Acne? Oh no!

African American with acne on face

“Oh no! Not another one! I thought I got rid of them for good this time!”

How many times have you caught yourself saying this in the mirror? Just when you thought you got rid of those pesky pimples, they pop up at the most inconvenient time. Just before an interview or the morning of prom, they always seem to know when to ruin a big day. What even are they and why do they seem to know my schedule?

Scientifically, acne is the result of oil, dirt, and debris being trapped in a pore on your skin. A pimple is the result of your body expelling this debris in a rather inconvenient way. Additionally, they are also a result of hormones, which is why they are typically seen through the teenage and young adult years.

Several other factors contribute to acne showing up to the party uninvited. Factors such as stress, diet, and physical activity can cause flare ups of acne. Hence the little red sidekick showing up for the interview that you have been stressing out about. Or the sudden appearance of pimples that show up after eating pizza, chocolate, or drinking soda.


Acne medications continue to be a cost that many cannot afford.
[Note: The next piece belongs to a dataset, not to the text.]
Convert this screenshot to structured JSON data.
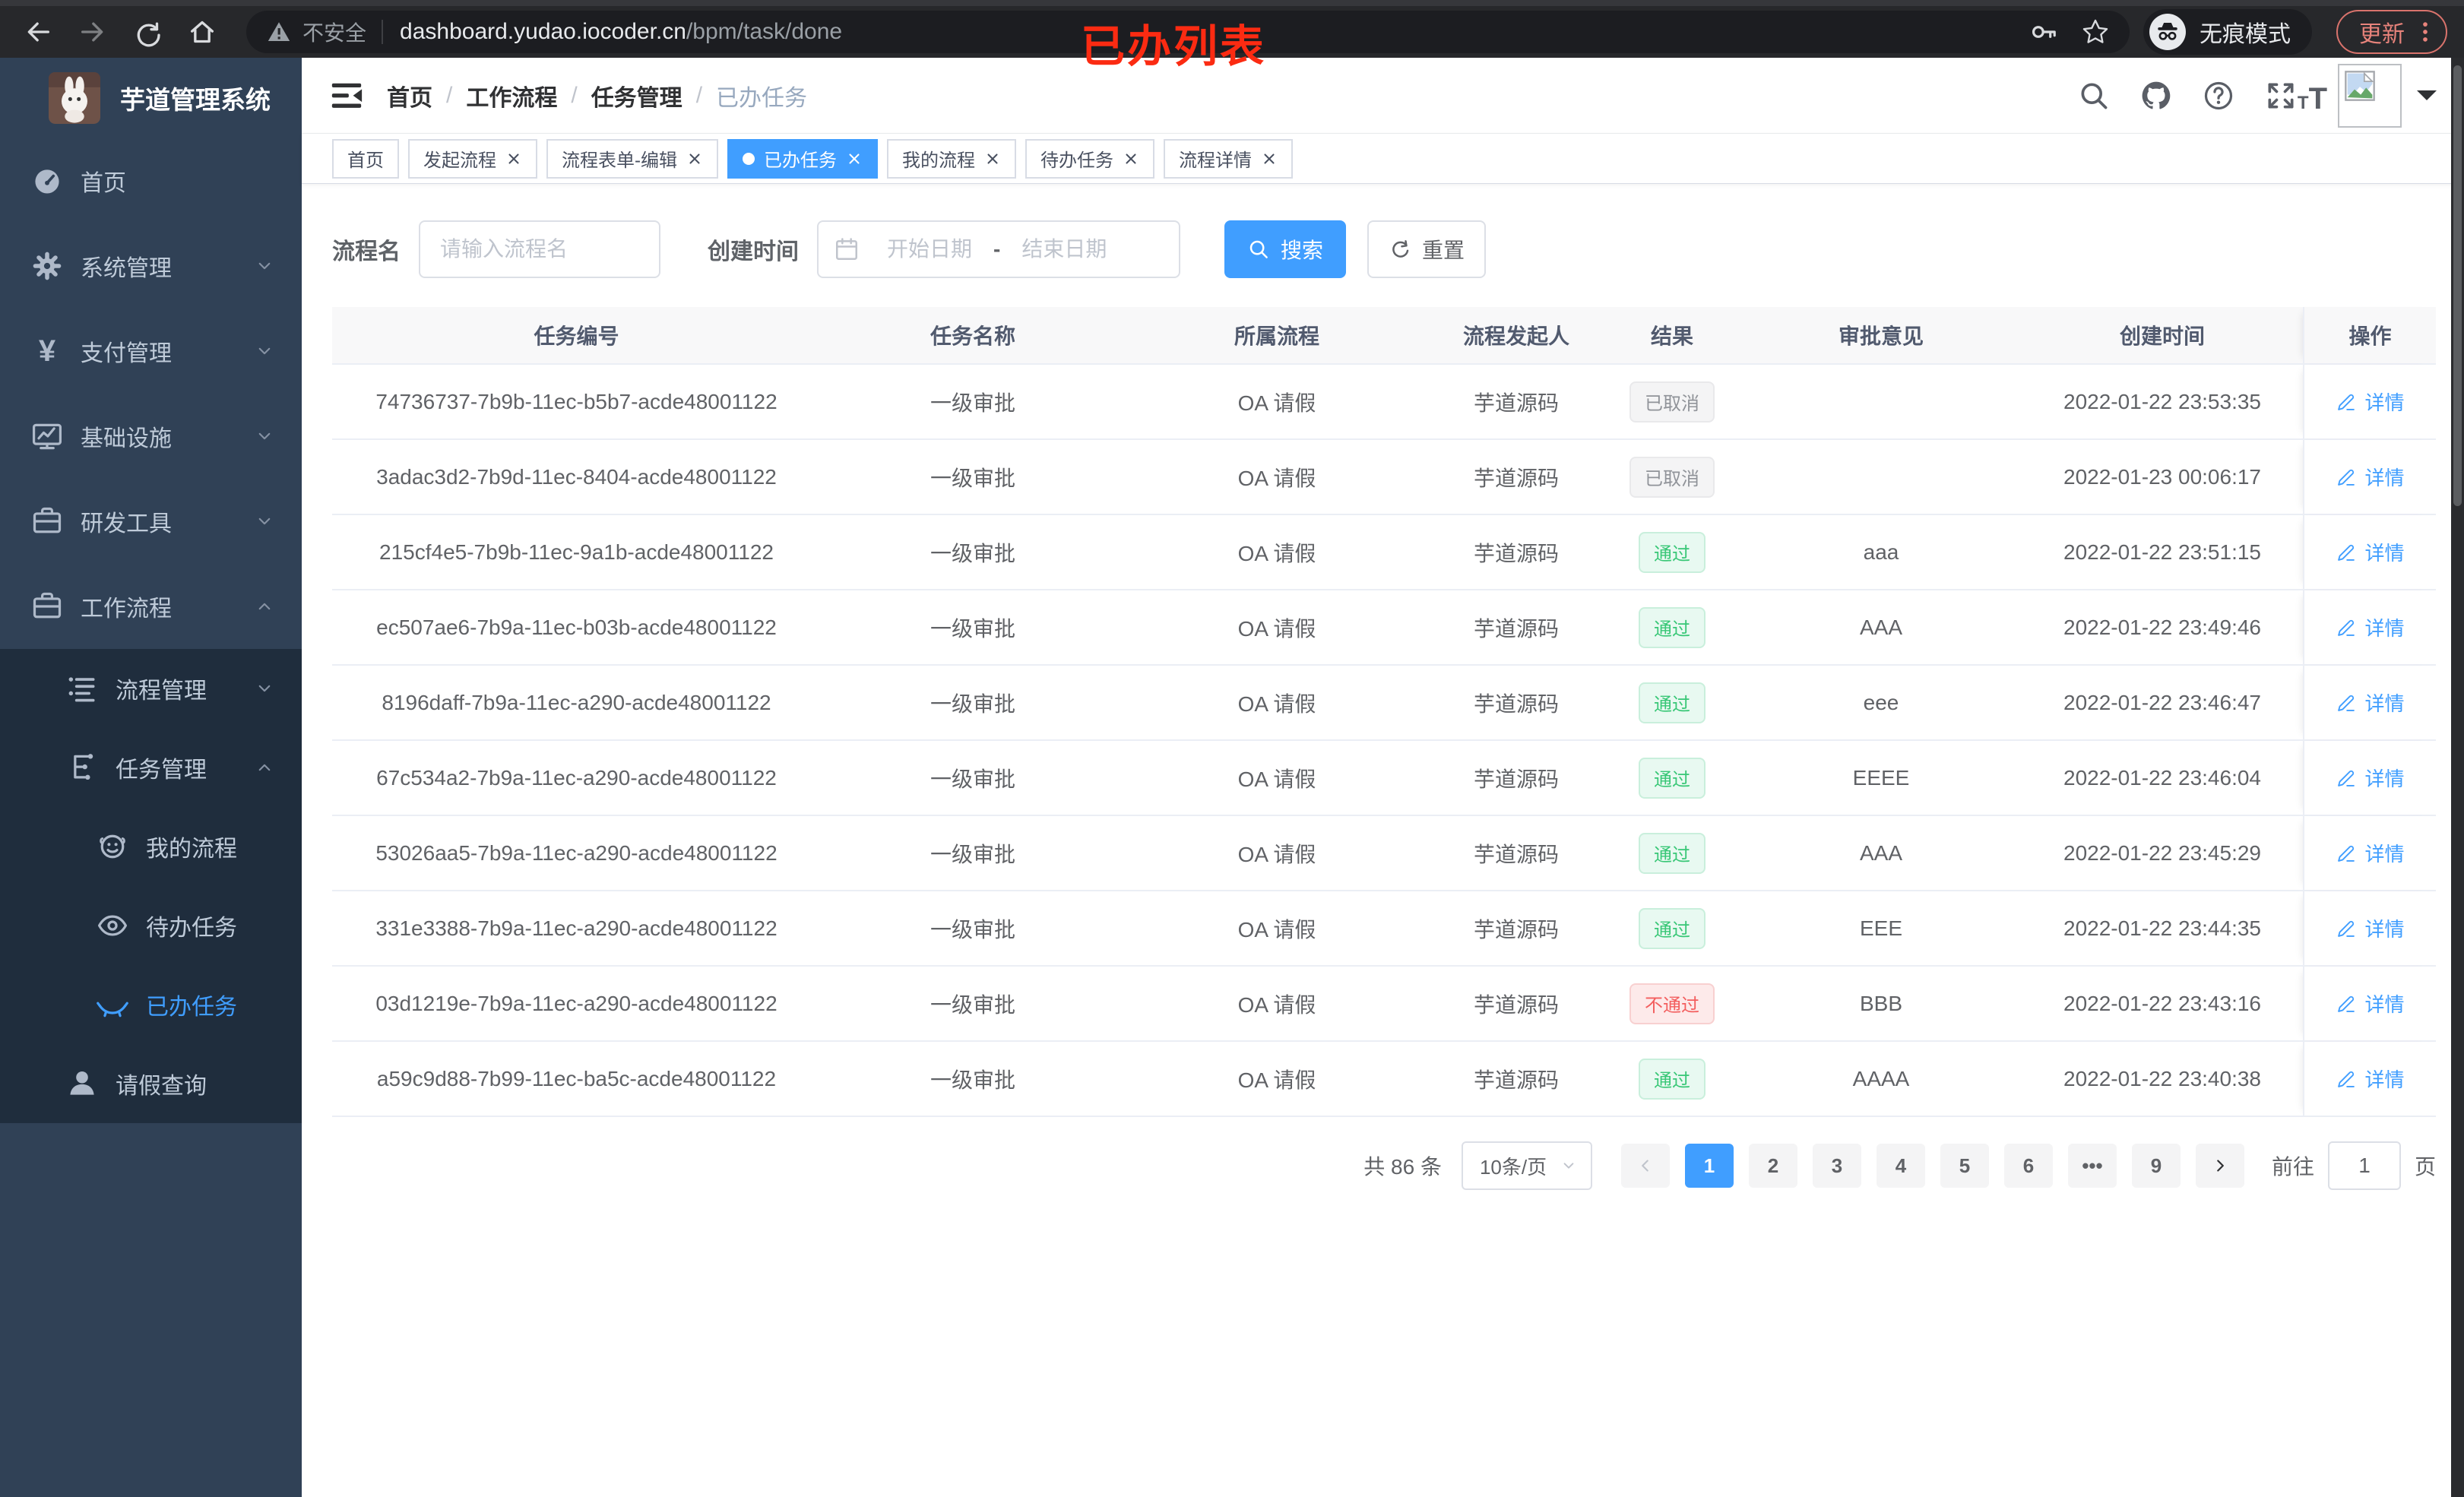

Additionally, you may have tried a treatment that has worked before, but for some reason it is not working now. Other meds may have harsh side effects that you are not willing to put up with to exterminate the hoard of invaders on your face or body. Clinical trials offer the benefit of potentially having the chance to try a medicine without having to pay for it. This allows you to see if the med works for you. If not, it could be because of a placebo (a topic for another blog) or because your body does not respond to that medicine. However, if it does work, you just received free medicine that you know works and you can discuss options for continued treatment with your physician after the study. Not to mention the payment you receive for participation could potentially help with buying a med that works.

Overall, acne is not a fun thing to go through, but clinical trials are able to offer an opportunity to escape the nuisance, and study related care and supplies are a great bonus.